Macron, nouvelle étape de la déconstruction du politique

non-2017-n-est-pas-1958.jpg

...commémore quand même la fondation de la Ve République :


 

Etrange coïncidence : au moment où l’on célèbre le 60e anniversaire de la Ve République, la “fonction présidentielle” prétendument restaurée par M. Macron continue à s’effilocher comme elle le fait depuis près d'un demi-siècle. La démission-mutinerie de Collomb vient après la démission-scandale de Hulot, la bouffonnerie Benalla et l’étalage d’incompétences du bloc REM [1], sans oublier les comportements bizarres de Macron lui-même. Ces signes de morbidité semblent montrer que le macronisme, prétendue disruption, n’est qu’une étape supplémentaire de l’agonie du politique.
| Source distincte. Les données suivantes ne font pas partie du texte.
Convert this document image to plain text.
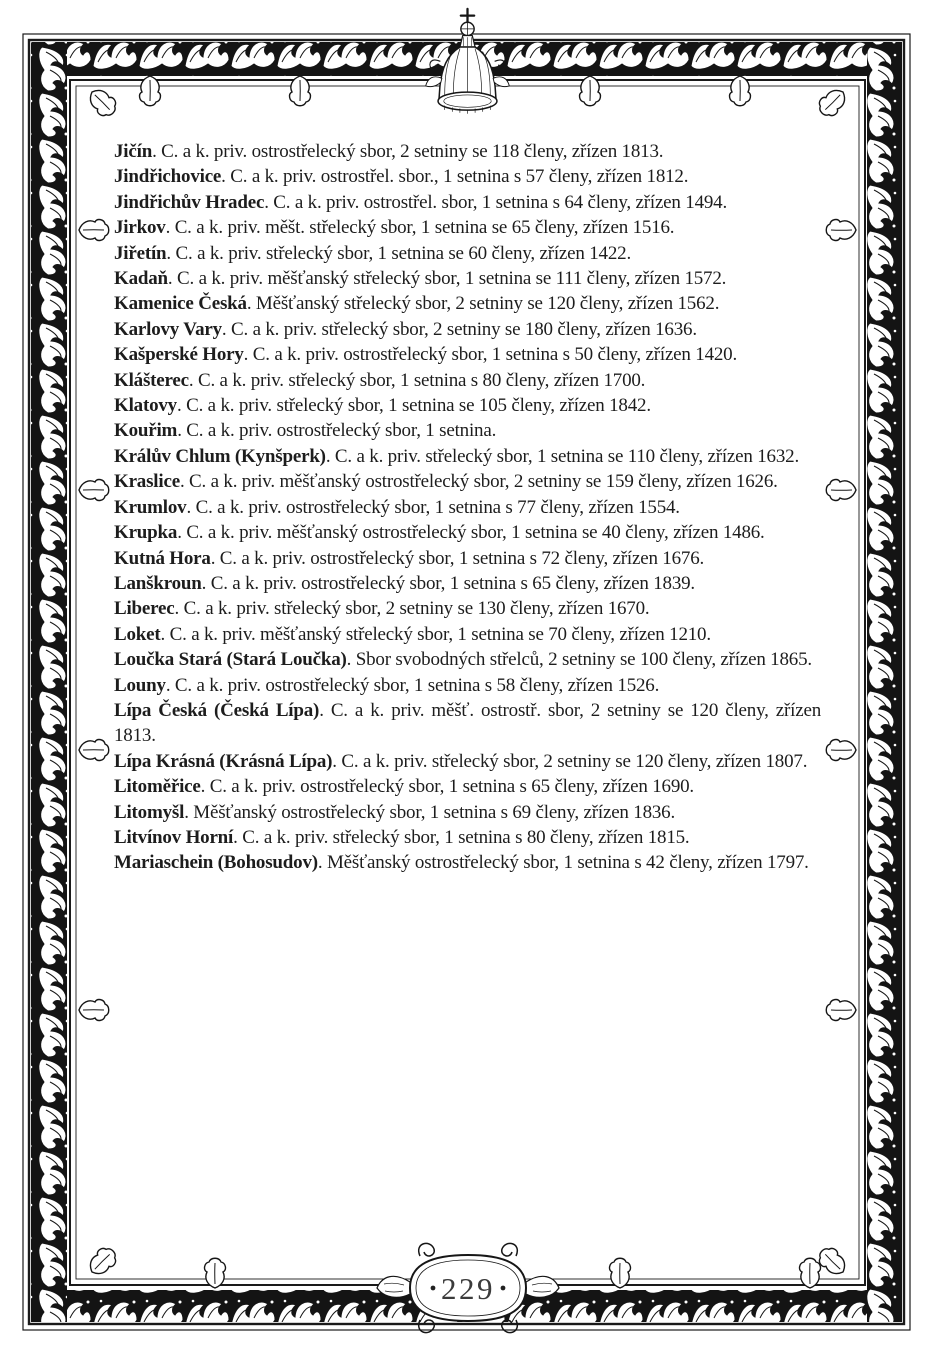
229

Jičín. C. a k. priv. ostrostřelecký sbor, 2 setniny se 118 členy, zřízen 1813.

Jindřichovice. C. a k. priv. ostrostřel. sbor., 1 setnina s 57 členy, zřízen 1812.

Jindřichův Hradec. C. a k. priv. ostrostřel. sbor, 1 setnina s 64 členy, zřízen 1494.

Jirkov. C. a k. priv. měšt. střelecký sbor, 1 setnina se 65 členy, zřízen 1516.

Jiřetín. C. a k. priv. střelecký sbor, 1 setnina se 60 členy, zřízen 1422.

Kadaň. C. a k. priv. měšťanský střelecký sbor, 1 setnina se 111 členy, zřízen 1572.

Kamenice Česká. Měšťanský střelecký sbor, 2 setniny se 120 členy, zřízen 1562.

Karlovy Vary. C. a k. priv. střelecký sbor, 2 setniny se 180 členy, zřízen 1636.

Kašperské Hory. C. a k. priv. ostrostřelecký sbor, 1 setnina s 50 členy, zřízen 1420.

Klášterec. C. a k. priv. střelecký sbor, 1 setnina s 80 členy, zřízen 1700.

Klatovy. C. a k. priv. střelecký sbor, 1 setnina se 105 členy, zřízen 1842.

Kouřim. C. a k. priv. ostrostřelecký sbor, 1 setnina.

Králův Chlum (Kynšperk). C. a k. priv. střelecký sbor, 1 setnina se 110 členy, zřízen 1632.

Kraslice. C. a k. priv. měšťanský ostrostřelecký sbor, 2 setniny se 159 členy, zřízen 1626.

Krumlov. C. a k. priv. ostrostřelecký sbor, 1 setnina s 77 členy, zřízen 1554.

Krupka. C. a k. priv. měšťanský ostrostřelecký sbor, 1 setnina se 40 členy, zřízen 1486.

Kutná Hora. C. a k. priv. ostrostřelecký sbor, 1 setnina s 72 členy, zřízen 1676.

Lanškroun. C. a k. priv. ostrostřelecký sbor, 1 setnina s 65 členy, zřízen 1839.

Liberec. C. a k. priv. střelecký sbor, 2 setniny se 130 členy, zřízen 1670.

Loket. C. a k. priv. měšťanský střelecký sbor, 1 setnina se 70 členy, zřízen 1210.

Loučka Stará (Stará Loučka). Sbor svobodných střelců, 2 setniny se 100 členy, zřízen 1865.

Louny. C. a k. priv. ostrostřelecký sbor, 1 setnina s 58 členy, zřízen 1526.

Lípa Česká (Česká Lípa). C. a k. priv. měšť. ostrostř. sbor, 2 setniny se 120 členy, zřízen 1813.

Lípa Krásná (Krásná Lípa). C. a k. priv. střelecký sbor, 2 setniny se 120 členy, zřízen 1807.

Litoměřice. C. a k. priv. ostrostřelecký sbor, 1 setnina s 65 členy, zřízen 1690.

Litomyšl. Měšťanský ostrostřelecký sbor, 1 setnina s 69 členy, zřízen 1836.

Litvínov Horní. C. a k. priv. střelecký sbor, 1 setnina s 80 členy, zřízen 1815.

Mariaschein (Bohosudov). Měšťanský ostrostřelecký sbor, 1 setnina s 42 členy, zřízen 1797.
Le politique agonise parce qu’il l’a bien voulu. Il était en principe le garant du bien commun : ce qui incluait à la fois le destin géopolitique du pays et son pacte social… Or, constate [2] Richard Kozul-Wright qui est l'un directeur de la CNUCED (Conférence des Nations-Unies sur le commerce et le développement),

« …depuis quarante ans, un mélange d’illusionnisme financier, de pouvoir débridé des grandes sociétés et d’austérité économique a mis en pièces le contrat social apparu après la Seconde Guerre mondiale et l’a remplacé par un ensemble différent de règles, de normes et de politiques aux niveaux national, régional et international. Cela a permis au capital – matériel ou immatériel, de court ou long terme, industriel ou financier – d’échapper à la supervision réglementaire, d’étendre son périmètre à de nouveaux secteurs lucratifs et de restreindre l’influence des responsables publics sur la conduite des affaires. »
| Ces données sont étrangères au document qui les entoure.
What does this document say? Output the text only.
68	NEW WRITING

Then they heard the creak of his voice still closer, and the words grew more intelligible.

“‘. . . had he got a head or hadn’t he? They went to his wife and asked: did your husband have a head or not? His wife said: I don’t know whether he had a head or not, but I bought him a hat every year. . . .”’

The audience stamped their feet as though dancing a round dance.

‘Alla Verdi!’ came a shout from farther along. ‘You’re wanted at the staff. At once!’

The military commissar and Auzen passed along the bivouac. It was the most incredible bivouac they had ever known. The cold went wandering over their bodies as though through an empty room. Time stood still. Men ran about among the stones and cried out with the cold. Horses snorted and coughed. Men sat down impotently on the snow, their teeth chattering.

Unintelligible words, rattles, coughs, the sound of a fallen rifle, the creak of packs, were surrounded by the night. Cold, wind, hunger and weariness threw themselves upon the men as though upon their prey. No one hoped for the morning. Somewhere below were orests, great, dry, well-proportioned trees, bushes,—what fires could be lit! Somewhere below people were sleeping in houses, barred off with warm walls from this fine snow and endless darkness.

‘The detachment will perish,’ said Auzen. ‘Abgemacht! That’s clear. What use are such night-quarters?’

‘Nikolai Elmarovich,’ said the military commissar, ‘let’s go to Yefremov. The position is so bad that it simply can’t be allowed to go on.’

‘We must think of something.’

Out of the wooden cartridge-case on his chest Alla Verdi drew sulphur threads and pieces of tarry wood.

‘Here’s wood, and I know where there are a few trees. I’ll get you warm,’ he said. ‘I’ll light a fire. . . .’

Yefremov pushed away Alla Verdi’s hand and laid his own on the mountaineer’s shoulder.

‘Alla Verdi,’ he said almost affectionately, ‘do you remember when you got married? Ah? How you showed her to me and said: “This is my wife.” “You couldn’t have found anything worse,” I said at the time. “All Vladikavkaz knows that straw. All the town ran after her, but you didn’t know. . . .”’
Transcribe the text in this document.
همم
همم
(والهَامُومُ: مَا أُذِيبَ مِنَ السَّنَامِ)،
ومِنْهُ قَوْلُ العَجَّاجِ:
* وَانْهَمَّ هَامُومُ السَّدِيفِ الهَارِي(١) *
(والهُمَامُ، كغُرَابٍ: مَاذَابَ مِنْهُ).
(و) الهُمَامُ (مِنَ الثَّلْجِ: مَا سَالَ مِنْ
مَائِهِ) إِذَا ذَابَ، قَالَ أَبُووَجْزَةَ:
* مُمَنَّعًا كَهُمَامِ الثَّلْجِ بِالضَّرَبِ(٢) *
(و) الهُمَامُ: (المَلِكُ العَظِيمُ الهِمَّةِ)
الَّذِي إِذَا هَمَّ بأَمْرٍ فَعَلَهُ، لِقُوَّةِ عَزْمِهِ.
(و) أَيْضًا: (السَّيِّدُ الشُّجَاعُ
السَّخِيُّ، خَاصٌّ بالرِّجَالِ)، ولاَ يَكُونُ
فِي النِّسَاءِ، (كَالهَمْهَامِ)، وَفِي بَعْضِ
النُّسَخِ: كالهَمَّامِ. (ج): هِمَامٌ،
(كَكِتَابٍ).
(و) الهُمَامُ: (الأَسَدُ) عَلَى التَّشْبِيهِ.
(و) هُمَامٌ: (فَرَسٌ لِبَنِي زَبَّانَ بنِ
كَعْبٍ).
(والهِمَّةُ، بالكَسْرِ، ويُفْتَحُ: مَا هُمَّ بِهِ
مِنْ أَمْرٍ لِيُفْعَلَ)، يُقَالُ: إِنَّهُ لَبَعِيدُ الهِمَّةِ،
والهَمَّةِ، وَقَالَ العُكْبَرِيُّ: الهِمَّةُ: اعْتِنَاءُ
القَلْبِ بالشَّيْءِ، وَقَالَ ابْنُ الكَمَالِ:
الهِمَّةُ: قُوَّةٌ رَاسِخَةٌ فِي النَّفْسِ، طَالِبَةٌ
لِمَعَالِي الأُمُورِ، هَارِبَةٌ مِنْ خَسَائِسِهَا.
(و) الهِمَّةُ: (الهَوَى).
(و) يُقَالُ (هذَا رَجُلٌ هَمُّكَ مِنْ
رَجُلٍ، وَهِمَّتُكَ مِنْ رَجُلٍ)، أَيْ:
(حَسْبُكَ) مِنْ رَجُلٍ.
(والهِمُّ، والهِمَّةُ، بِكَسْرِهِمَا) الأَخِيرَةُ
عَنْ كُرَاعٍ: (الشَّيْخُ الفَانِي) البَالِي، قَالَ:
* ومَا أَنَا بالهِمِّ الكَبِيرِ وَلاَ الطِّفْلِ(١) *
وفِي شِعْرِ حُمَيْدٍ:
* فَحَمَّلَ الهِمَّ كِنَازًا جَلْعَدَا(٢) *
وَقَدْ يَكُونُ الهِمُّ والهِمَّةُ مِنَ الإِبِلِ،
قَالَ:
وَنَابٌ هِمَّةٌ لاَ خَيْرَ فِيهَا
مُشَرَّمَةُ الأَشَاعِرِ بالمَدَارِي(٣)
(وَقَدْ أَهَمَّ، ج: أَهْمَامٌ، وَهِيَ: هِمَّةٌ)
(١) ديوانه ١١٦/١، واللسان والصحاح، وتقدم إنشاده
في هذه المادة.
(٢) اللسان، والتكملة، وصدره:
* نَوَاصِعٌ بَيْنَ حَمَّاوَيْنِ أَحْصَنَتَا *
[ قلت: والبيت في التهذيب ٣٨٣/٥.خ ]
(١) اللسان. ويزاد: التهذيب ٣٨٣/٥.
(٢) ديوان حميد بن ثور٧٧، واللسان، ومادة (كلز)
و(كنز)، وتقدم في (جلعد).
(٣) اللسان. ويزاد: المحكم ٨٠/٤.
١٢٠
Résultat : les “gouvernants” n’ont plus les outils permettant de gouverner ! C’est particulièrement net dans l’Union européenne où les Etats n’ont plus en main la monnaie ni le budget, devenus instruments des nouvelles règles et normes imposées par la machinerie néolibérale globale – dont Bruxelles n’est qu’un échelon. Règles et normes enveloppées dans le discours du libre-échange camouflant la circulation incontrôlée des capitaux (qui prépare une nouvelle crise systémique, mais c’est un autre problème).

Le macronisme n’est qu’un symptôme de tout cela. En coulisses il est l'outil de la finance. En scène il est “le discours un peu facile de ceux qui s’engagent à ne laisser personne de côté tout en appelant à la bonne volonté des entreprises ou à la part d’ange [3] des super-nantis” : “dérobade pour éviter tout débat sérieux sur les causes véritables de l’aggravation des inégalités, de l’endettement et de l’insécurité”.[2]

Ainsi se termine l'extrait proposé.